Dava, 3402 sayılı Kadastro Kanununun 14, TMK’nun 713/1 ve 996.maddelerine dayalı eklemeli kazanmayı sağlayan zilyetlik iddiasıyla açılan tescil isteğine ilişkindir
Mahkemece, davanın kabulüne karar verilmiş ise de yapılan araştırma ve inceleme hüküm vermeye yeterli bulunmamaktadır. Davacı vekili dava dilekçesinde, taşınmazın 25-30 yıldan beri vekil edeni ve öncesinde babasının zilyet ve tasarrufunda olduğunu bildirmiştir. Keşifte dinlenen mahalli bilirkişi ve tanıklar da dava konusu yerin 40 yılın üzerinde bir zamandan beri davacının dedesi …, daha sonra oğlu İrfan ve sonrasında 10 yıldır davacının ekip biçmek suretiyle kullandığını bildirmişler, ancak; babadan davacıya intikal şekli konusunda bir bilgi vermedikleri gibi paylaşımdan da söz etmemişlerdir. Görüldüğü gibi olay yerinde 19.11.2009 tarihinde yapılan keşifte, davacı tanığı İbrahim Bilğin’in beyanında; “Yaklaşık 10 yıldan beridir İrfan’ın hastalanması üzerine oğlu … tarafından zilyetliğin sürdürüldüğünü… ” açıklamıştır. Bu somut olgu; davacının taşınmaz üzerinde bağımsız 20 yıllık ve malik sıfatıyla zilyetliğinin olmadığını, daha ötesi,taşınmazın malikinin ve zilyedinin davacı olmadığını babası İrfan olduğunu göstermektedir. Dava açma sıfat ve ehliyeti ile hukuki yarar ilkesi davanın başlangıcında mahkemece kendiliğinden gözönünde tutulur. Saptanan bu durum karşısında davacının malik ve zilyet olup olmadığı konusunda güçlü bir duraksama söz konusudur. Bu hususlar üzerinde durulması zorunludur. Mahkemece, taşınmazın davacıya babasından intikal şekli de araştırılmamıştır. Şu halde mahkemece, eksikten dosya arasına getirtilen nüfus aile kayıt tablosundan davacının babası İrfan …’ın halen sağ olduğu anlaşıldığına göre, taşınmazın satış, bağış ya da başka şekilde babasından davacıya intikal edip etmediğinin usulüne uygun şekilde araştırılması, yerel bilirkişi ve tanıklardan sorularak belirlenmesi, bu şekilde davacıya intikal ettiğinin saptanması halinde davanın kabulüne karar verilmesi, babası tarafından davacıya intikal yapılmadığının belirlenmesi halinde davacının, babası sağ iken dava açma sıfatının bulunmadığının, babasının zilyetliğini kendi zilyetliğine ekleyemeyeceğinin gözetilmesi, (TMK’nun 996.m) ondan sonra toplanacak tüm deliller birlikte değerlendirilerek sonucuna göre bir hüküm kurulması gerekirken eksik inceleme ile yazılı şekilde hüküm kurulmuş olması doğru olmamıştır.

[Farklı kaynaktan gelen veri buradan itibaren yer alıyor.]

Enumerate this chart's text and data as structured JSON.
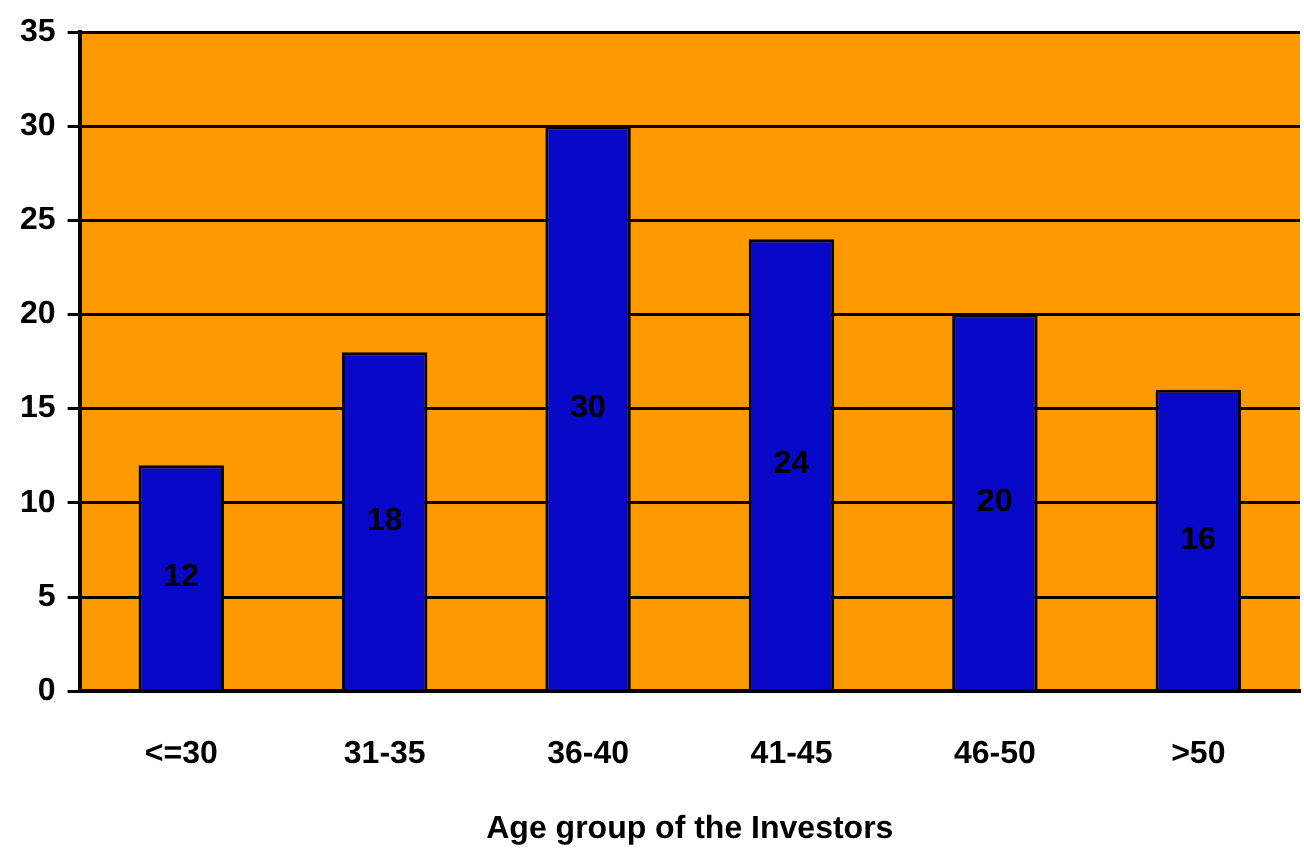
{
  "chart_data": {
    "type": "bar",
    "xlabel": "Age group of the Investors",
    "categories": [
      "<=30",
      "31-35",
      "36-40",
      "41-45",
      "46-50",
      ">50"
    ],
    "values": [
      12,
      18,
      30,
      24,
      20,
      16
    ],
    "color": "#0808c8",
    "ylim": [
      0,
      35
    ],
    "yticks": [
      0,
      5,
      10,
      15,
      20,
      25,
      30,
      35
    ],
    "grid": "y",
    "data_labels": true,
    "legend": false
  }
}
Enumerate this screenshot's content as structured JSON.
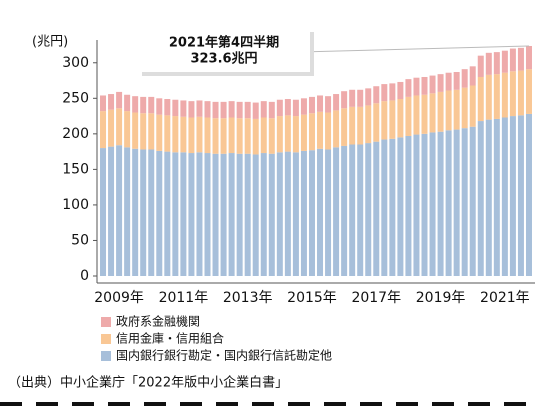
{
  "chart_data": {
    "type": "stacked_bar",
    "y_label": "(兆円)",
    "annotation": [
      "2021年第4四半期",
      "323.6兆円"
    ],
    "source": "（出典）中小企業庁「2022年版中小企業白書」",
    "categories": [
      null,
      null,
      "2009年",
      null,
      null,
      null,
      null,
      null,
      null,
      null,
      "2011年",
      null,
      null,
      null,
      null,
      null,
      null,
      null,
      "2013年",
      null,
      null,
      null,
      null,
      null,
      null,
      null,
      "2015年",
      null,
      null,
      null,
      null,
      null,
      null,
      null,
      "2017年",
      null,
      null,
      null,
      null,
      null,
      null,
      null,
      "2019年",
      null,
      null,
      null,
      null,
      null,
      null,
      null,
      "2021年",
      null,
      null,
      null
    ],
    "ylim": [
      0,
      325
    ],
    "yticks": [
      0,
      50,
      100,
      150,
      200,
      250,
      300
    ],
    "series": [
      {
        "name": "国内銀行銀行勘定・国内銀行信託勘定他",
        "color": "#a7bfda",
        "values": [
          180,
          182,
          184,
          181,
          179,
          178,
          178,
          176,
          175,
          174,
          174,
          173,
          174,
          173,
          172,
          172,
          173,
          172,
          172,
          171,
          173,
          172,
          174,
          175,
          174,
          176,
          177,
          179,
          178,
          181,
          183,
          185,
          185,
          187,
          189,
          192,
          193,
          195,
          197,
          199,
          200,
          202,
          203,
          205,
          206,
          208,
          210,
          218,
          220,
          221,
          223,
          225,
          226,
          228
        ]
      },
      {
        "name": "信用金庫・信用組合",
        "color": "#f9c795",
        "values": [
          52,
          52,
          52,
          51,
          51,
          51,
          51,
          51,
          51,
          51,
          50,
          50,
          50,
          50,
          50,
          50,
          50,
          50,
          50,
          50,
          50,
          50,
          51,
          51,
          51,
          51,
          52,
          52,
          52,
          52,
          53,
          53,
          53,
          53,
          54,
          54,
          54,
          54,
          55,
          55,
          55,
          55,
          56,
          56,
          56,
          57,
          58,
          62,
          63,
          63,
          63,
          63,
          63,
          63
        ]
      },
      {
        "name": "政府系金融機関",
        "color": "#eeaaaa",
        "values": [
          22,
          22,
          23,
          23,
          23,
          23,
          23,
          23,
          23,
          23,
          23,
          23,
          23,
          23,
          23,
          23,
          23,
          23,
          23,
          23,
          23,
          23,
          23,
          23,
          23,
          23,
          23,
          23,
          23,
          23,
          24,
          24,
          24,
          24,
          24,
          24,
          24,
          24,
          25,
          25,
          25,
          25,
          25,
          25,
          25,
          26,
          27,
          30,
          31,
          31,
          31,
          32,
          32,
          32.6
        ]
      }
    ]
  }
}
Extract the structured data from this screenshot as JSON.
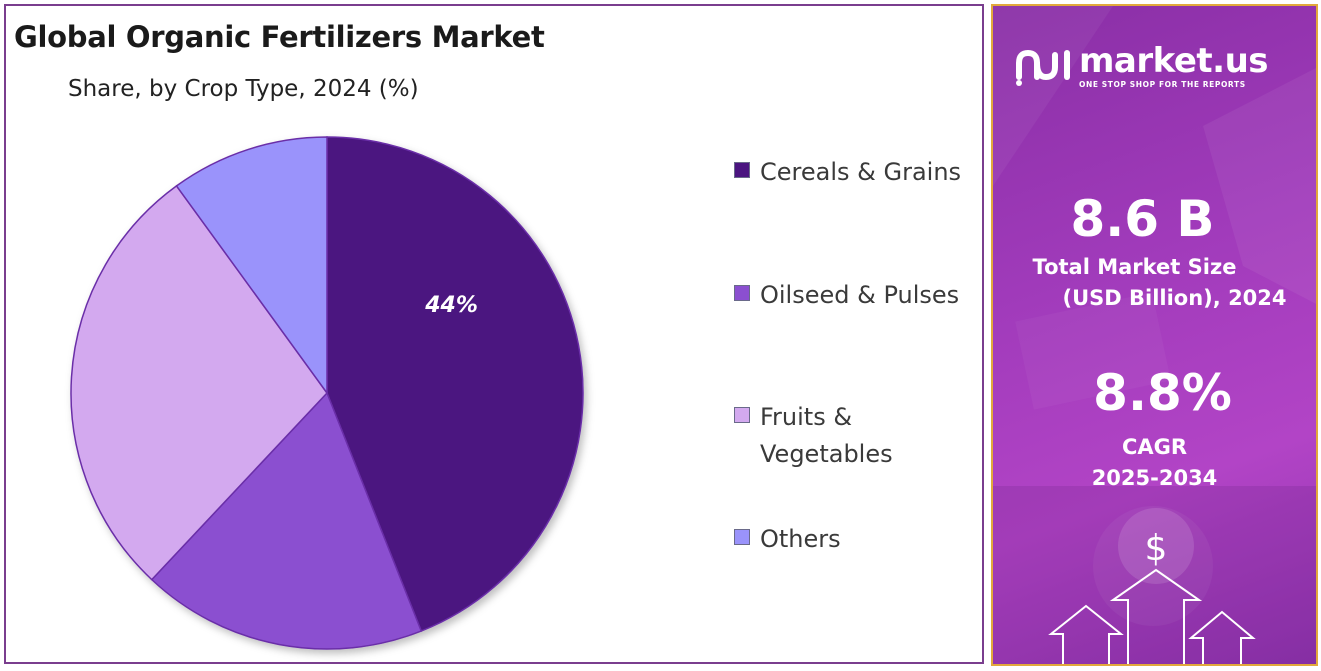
{
  "chart_data": {
    "type": "pie",
    "title": "Global Organic Fertilizers Market",
    "subtitle": "Share, by Crop Type, 2024 (%)",
    "slices": [
      {
        "label": "Cereals & Grains",
        "value": 44,
        "color": "#4b1480",
        "data_label": "44%"
      },
      {
        "label": "Oilseed & Pulses",
        "value": 18,
        "color": "#8b4fd0",
        "data_label": ""
      },
      {
        "label": "Fruits & Vegetables",
        "value": 28,
        "color": "#d3a9ef",
        "data_label": ""
      },
      {
        "label": "Others",
        "value": 10,
        "color": "#9a93fb",
        "data_label": ""
      }
    ],
    "start_angle_deg": 0,
    "direction": "clockwise",
    "legend_position": "right"
  },
  "info": {
    "brand": "market.us",
    "tagline": "ONE STOP SHOP FOR THE REPORTS",
    "market_size_value": "8.6 B",
    "market_size_label_line1": "Total Market Size",
    "market_size_label_line2": "(USD Billion), 2024",
    "cagr_value": "8.8%",
    "cagr_label_line1": "CAGR",
    "cagr_label_line2": "2025-2034",
    "icons": [
      "dollar-icon",
      "up-arrow-icon"
    ]
  }
}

Davalı Hazine vekilinin temyiz itirazları açıklanan nedenle yerinde görüldüğünden kabulü ile usul ve kanuna aykırı bulunan hükmün 6100 sayılı HMK’nun Geçici 3.maddesi yollamasıyla HUMK’nun 428.maddesi gereğince BOZULMASINA, 03.10.2011 tarihinde oybirliğiyle karar verildi.